Mereka menilai aksi jogetan yang tidak pantas tersebut telah merusak citra dan nilai sakral dari Tari Gandrung, yang merupakan ikon budaya Bumi Blambangan.
Tari Gandrung sendiri dikenal sebagai tarian tradisional yang penuh makna dan memiliki nilai sejarah tinggi, sehingga harus dijaga keluhuran dan kesopanan dalam setiap penampilannya.
Pelaksana Tugas (Plt) Kepala Disbudpar Banyuwangi, Taufik Rohman, menyatakan bahwa pihaknya menyayangkan dan mengecam tindakan tersebut karena tidak menghormati nilai-nilai budaya yang terkandung dalam tarian tradisional Gandrung.

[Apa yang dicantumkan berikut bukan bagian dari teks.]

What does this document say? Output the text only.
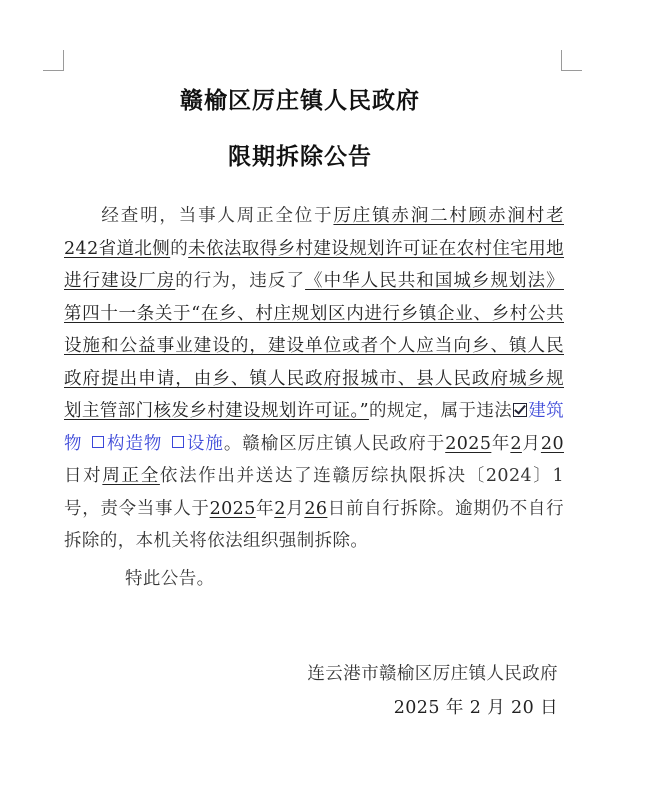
赣榆区厉庄镇人民政府
限期拆除公告

经查明，当事人周正全位于厉庄镇赤涧二村顾赤涧村老242省道北侧的未依法取得乡村建设规划许可证在农村住宅用地进行建设厂房的行为，违反了《中华人民共和国城乡规划法》第四十一条关于“在乡、村庄规划区内进行乡镇企业、乡村公共设施和公益事业建设的，建设单位或者个人应当向乡、镇人民政府提出申请，由乡、镇人民政府报城市、县人民政府城乡规划主管部门核发乡村建设规划许可证。”的规定，属于违法 建筑物 构造物 设施。赣榆区厉庄镇人民政府于2025年2月20日对周正全依法作出并送达了连赣厉综执限拆决〔2024〕1号，责令当事人于2025年2月26日前自行拆除。逾期仍不自行拆除的，本机关将依法组织强制拆除。

特此公告。
连云港市赣榆区厉庄镇人民政府
2025 年 2 月 20 日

“Kostum Gandrung bukanlah sekedar pakaian, akan tetapi mengandung filosofi dan makna yang mendalam bagi masyarakat Banyuwangi,” kata Taufik setelah berdiskusi dengan pihak DKB dan perwakilan pelaku seni di Bumi Blambangan, Kamis (6/2/2025).
Menurut Taufik, untuk kostum Gandrung dan kostum adat daerah lain, ada aturan khusus yang harus diperhatikan. Kostum ini tidak bisa digunakan sembarang. Oleh karena itu, penting bagi masyarakat untuk memahami bahwa ada aturan khusus dalam penggunaannya.
“Penggunaan kostum tersebut harus sesuai dengan pakem-pakem yang telah ada dan tidak boleh digunakan sembarangan,” ujarnya.
Taufik mengungkapkan, hasil dari diskusi bersama DKB dan para seniman budayawan Banyuwangi, salah satunya meminta para pelaku melakukan permintaan maaf secara terbuka di media sosial.
Sementara itu, Ketua DKB, Hasan Basri, menekankan bahwa kesenian Gandrung bukan sekadar hiburan atau ekspresi estetika, melainkan memiliki latar belakang historis, nilai mistis, dan makna religius yang dalam. Hal ini terlihat dari asal-usul kesenian Gandrung yang berkaitan dengan ritual adat.
“Kesenian Gandrung berasal dari tradisi atau ritual adat tertentu misalnya Seblang, yang memiliki makna spiritual dan religius. Oleh karenanya, kesenian ini tidak boleh dipandang hanya sebagai bentuk hiburan, tetapi juga sebagai warisan budaya yang sarat dengan nilai-nilai luhur,” tuturnya.
Sebagai langkah tindak lanjut, Disbudpar Banyuwangi bersama Dewan Kesenian Blambangan akan mengadakan sosialisasi dan edukasi kepada masyarakat mengenai pentingnya menjaga dan menghormati tata cara penggunaan kostum tradisional.
Kampanye ini akan dilakukan melalui berbagai media, termasuk video edukatif yang akan dibagikan di media sosial, agar masyarakat lebih memahami dan tidak melakukan kesalahan serupa di masa depan. (*)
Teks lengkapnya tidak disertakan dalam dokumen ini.